The rationale for using the ATP-MgCl2 complex was its reported increased effectiveness compared with ATP, adenosine, or adenosine-MgCl2 in reducing hypoxic pulmonary hypertension(12) and improving cellular function and survival in animals experiencing shock or ischemic injury(13). MgCl2 possibly inhibits the deamination and dephosphorylation of ATP and prevents it from complexing with other vascular ions(39). In addition, it may replenish cellular magnesium levels in shock(4, 40) and enhance several metabolically important reactions especially those involving ATP(41). Magnesium is a known vasodilator and in relatively high doses has been studied in hypoxic and GBS-induced pulmonary hypertension(42, 43). However, at the dose used in this study we found that MgCl2 had no hemodynamic effects. Similar results have been reported by other investigators using equivalent doses of MgCl2 in lambs and piglets(12, 15).

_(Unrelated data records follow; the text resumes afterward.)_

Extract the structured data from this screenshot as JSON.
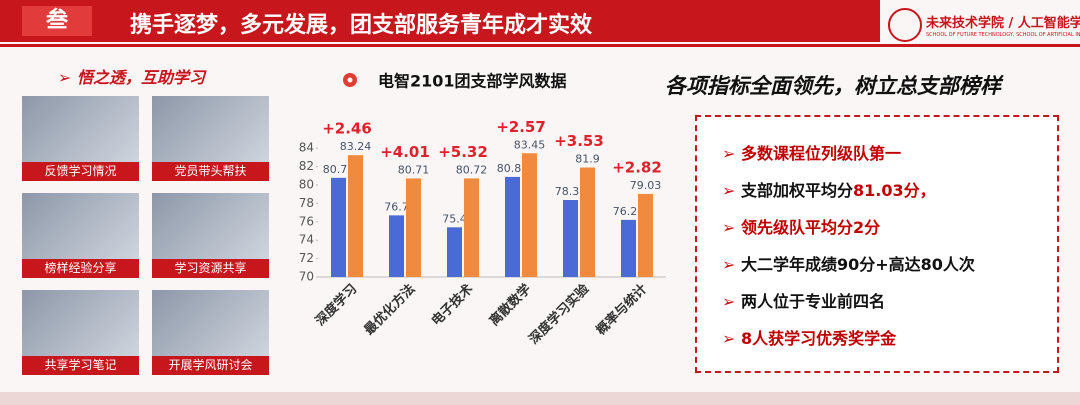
{
  "header": {
    "section": "叁",
    "title": "携手逐梦，多元发展，团支部服务青年成才实效",
    "logo_cn": "未来技术学院 / 人工智能学院",
    "logo_en": "SCHOOL OF FUTURE TECHNOLOGY, SCHOOL OF ARTIFICIAL INTELLIGENCE, BJ"
  },
  "left": {
    "heading": "➢ 悟之透，互助学习",
    "photos": [
      "反馈学习情况",
      "党员带头帮扶",
      "榜样经验分享",
      "学习资源共享",
      "共享学习笔记",
      "开展学风研讨会"
    ]
  },
  "right": {
    "heading": "各项指标全面领先，树立总支部榜样",
    "items": [
      [
        {
          "text": "多数课程位列级队第一",
          "color": "#c00000"
        }
      ],
      [
        {
          "text": "支部加权平均分",
          "color": "#111111"
        },
        {
          "text": "81.03分，",
          "color": "#c00000"
        }
      ],
      [
        {
          "text": "领先级队平均分2分",
          "color": "#c00000"
        }
      ],
      [
        {
          "text": "大二学年成绩90分+高达80人次",
          "color": "#111111"
        }
      ],
      [
        {
          "text": "两人位于专业前四名",
          "color": "#111111"
        }
      ],
      [
        {
          "text": "8人获学习优秀奖学金",
          "color": "#c00000"
        }
      ]
    ]
  },
  "chart_data": {
    "type": "bar",
    "title": "电智2101团支部学风数据",
    "categories": [
      "深度学习",
      "最优化方法",
      "电子技术",
      "离散数学",
      "深度学习实验",
      "概率与统计"
    ],
    "series": [
      {
        "color": "#4a6ad6",
        "values": [
          80.78,
          76.7,
          75.4,
          80.88,
          78.37,
          76.21
        ]
      },
      {
        "color": "#ef8a3e",
        "values": [
          83.24,
          80.71,
          80.72,
          83.45,
          81.9,
          79.03
        ]
      }
    ],
    "annotations": [
      "+2.46",
      "+4.01",
      "+5.32",
      "+2.57",
      "+3.53",
      "+2.82"
    ],
    "ylim": [
      70,
      85
    ],
    "yticks": [
      70,
      72,
      74,
      76,
      78,
      80,
      82,
      84
    ]
  }
}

It is possible that the anesthesia and sedation used in this study may have influenced the cardiovascular changes and survival during GBS infusion. The administration of sodium pentobarbital to adult rats has been shown to decrease basal cardiac output and SV, and increase mean aortic pressure, HR and SVR when compared with awake states. However, the hemodynamic changes observed after endotoxin infusion were not significantly different between conscious and pentobarbital-treated animals(44). Furthermore, the mortality and changes in small bowel pathology were similar in both groups(44). The doses of pentobarbital used in the present study were similar in the control and ATP groups, thereby, minimizing the possible influence of anesthesia on the observed cardiovascular responses.

In summary, the results of the present study suggest that low dose ATP-MgCl2 preferentially reduces pulmonary vascular resistance, increases cardiac output, ameliorates the deterioration in lung function and acid-base status, and prolongs survival during GBS infusion in the piglet. These properties of ATP-MgCl2, and its lack of side effects, may make it attractive as an adjunctive therapeutic modality in sepsis and septic shock in the newborn.